Kadyrov Feels the need to beat the drumsA massive rally support of the Kadyrov government in Grozny, the capital of Chechnya, was staged of January 22nd. The official estimate stated that a million people were in attendance. The real figure was probably much lower, and most were probably forced to show up, but there were a lot of people in the streets.

This is the second large demonstration in recent weeks and comes on the heels of much snarling and gnashing of Kadyrov teeth against Russian political opposition figures on social media. Pictures of the Chechen leader holding back snarling dogs, and promising to commit Putin’s critics to psychiatric hospitals where the ‘injections will be increased’ has been normal fare of late.

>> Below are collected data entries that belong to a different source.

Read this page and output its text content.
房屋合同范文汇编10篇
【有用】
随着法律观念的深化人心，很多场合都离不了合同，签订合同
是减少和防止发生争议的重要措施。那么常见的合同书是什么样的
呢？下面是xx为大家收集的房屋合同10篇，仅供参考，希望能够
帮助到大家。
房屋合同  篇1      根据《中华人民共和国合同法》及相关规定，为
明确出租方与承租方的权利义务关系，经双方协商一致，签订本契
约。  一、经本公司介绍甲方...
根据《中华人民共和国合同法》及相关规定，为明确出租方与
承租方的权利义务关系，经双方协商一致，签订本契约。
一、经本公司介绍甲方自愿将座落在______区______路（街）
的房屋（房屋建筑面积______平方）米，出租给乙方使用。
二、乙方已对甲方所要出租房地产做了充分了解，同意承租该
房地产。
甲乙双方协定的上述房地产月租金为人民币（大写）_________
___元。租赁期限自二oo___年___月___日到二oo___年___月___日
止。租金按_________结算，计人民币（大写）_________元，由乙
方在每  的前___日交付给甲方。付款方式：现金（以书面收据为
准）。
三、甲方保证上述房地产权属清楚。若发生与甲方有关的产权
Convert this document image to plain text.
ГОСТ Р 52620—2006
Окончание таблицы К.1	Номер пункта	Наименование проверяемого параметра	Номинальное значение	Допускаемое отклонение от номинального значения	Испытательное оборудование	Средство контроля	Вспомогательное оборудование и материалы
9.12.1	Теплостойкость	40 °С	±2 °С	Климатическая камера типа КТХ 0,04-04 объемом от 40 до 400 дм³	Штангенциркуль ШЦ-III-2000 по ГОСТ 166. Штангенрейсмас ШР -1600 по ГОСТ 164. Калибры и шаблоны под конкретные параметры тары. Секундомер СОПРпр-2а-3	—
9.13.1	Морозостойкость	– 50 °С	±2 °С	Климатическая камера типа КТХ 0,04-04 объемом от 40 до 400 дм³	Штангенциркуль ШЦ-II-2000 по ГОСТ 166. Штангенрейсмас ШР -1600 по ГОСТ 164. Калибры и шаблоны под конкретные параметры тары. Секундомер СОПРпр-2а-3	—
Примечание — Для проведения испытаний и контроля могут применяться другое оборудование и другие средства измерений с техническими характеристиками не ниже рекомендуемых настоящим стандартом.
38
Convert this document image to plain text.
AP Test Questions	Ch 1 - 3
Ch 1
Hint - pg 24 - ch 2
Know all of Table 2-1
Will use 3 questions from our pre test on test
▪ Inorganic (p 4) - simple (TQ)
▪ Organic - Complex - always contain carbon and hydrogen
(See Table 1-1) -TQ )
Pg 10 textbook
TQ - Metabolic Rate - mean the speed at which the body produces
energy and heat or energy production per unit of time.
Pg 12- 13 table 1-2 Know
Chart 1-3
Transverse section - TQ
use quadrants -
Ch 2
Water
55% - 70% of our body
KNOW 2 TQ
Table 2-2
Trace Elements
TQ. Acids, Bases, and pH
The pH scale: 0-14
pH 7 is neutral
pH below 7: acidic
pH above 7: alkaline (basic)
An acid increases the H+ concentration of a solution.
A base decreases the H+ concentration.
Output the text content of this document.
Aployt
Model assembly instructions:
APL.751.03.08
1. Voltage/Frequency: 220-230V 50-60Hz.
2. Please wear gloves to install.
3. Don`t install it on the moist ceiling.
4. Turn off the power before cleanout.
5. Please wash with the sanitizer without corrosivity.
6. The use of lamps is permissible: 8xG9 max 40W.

Perhaps this activity has been spun up per the Kremlin’s request. Perhaps Kadyrov is simply doing what he does best, keeping Chechnya under control for Moscow. Intimidation has been part of the Kremlin’s took kit for some time now. However, there seems possibly to be other driving currents under the surface.

Could Kadyrov be unhappy with some in the Kremlin who may be advocating a more liberal tone with the West to achieve relief of sanctions, that with along with the collapsing price of crude, have seriously weakened the Russian economy and therefore the regime’s hold on power?

Kadyrov feels the need to beat the drums

Could he be sending a message to Moscow? The message being that the subsidies that Moscow pours into Chechnya should not be reduced as Moscow looks for ways to cut expenses with oil at $27?

It is interesting to note that one of the main recipients of the angry crowd’s wrath was Mikhail Khodorkovsky, whom they called a ‘faggot,’ the former oligarch that Putin released from prison ahead of the Sochi Olympics. It’s a given that Khodorkovsky is back on the Kremlin’s revenge list as he plots to overthrow Putin’s government from exile is Switzerland.

“We want to strongly oppose those who throw mud at the country, call for sanctions against Russia, and attempt to escalate tensions,” Husain Soltagereyev, the head of Chechnya’s Council of Trade Unions and the event’s organizer, told the state-run TASS news agency, reported Radio Free Europe.

Several prominent Putin supporters traveled from Moscow to attend the rally, including State Duma lawmaker Adam Delimkhanov, who is from Chechnya, and nationalist biker Aleksandr Zaldostanov, a staunch Putin supporter who is known as “The Surgeon.”

“A very deep bow to the leader of the Chechen Republic Ramzan Kadyrov for his honesty and straightforwardness,” Zaldostanov he told the crowd. “We can only answer the enemies if we stand united, united with the Russian president.”

Kadyrov feels the need to beat the drums

The presence of Putin supporters who traveled from Moscow makes it likely that the event had Kremlin support. Or perhaps they were there to remind Kadyrov who he works for.

In any event, as the economic screws tighten on Russian government officials, it will be interesting to watch where that pressure is released. As the pie of oil money shrinks and insiders jockey for position, there will be winners and losers. It’s just a matter of time.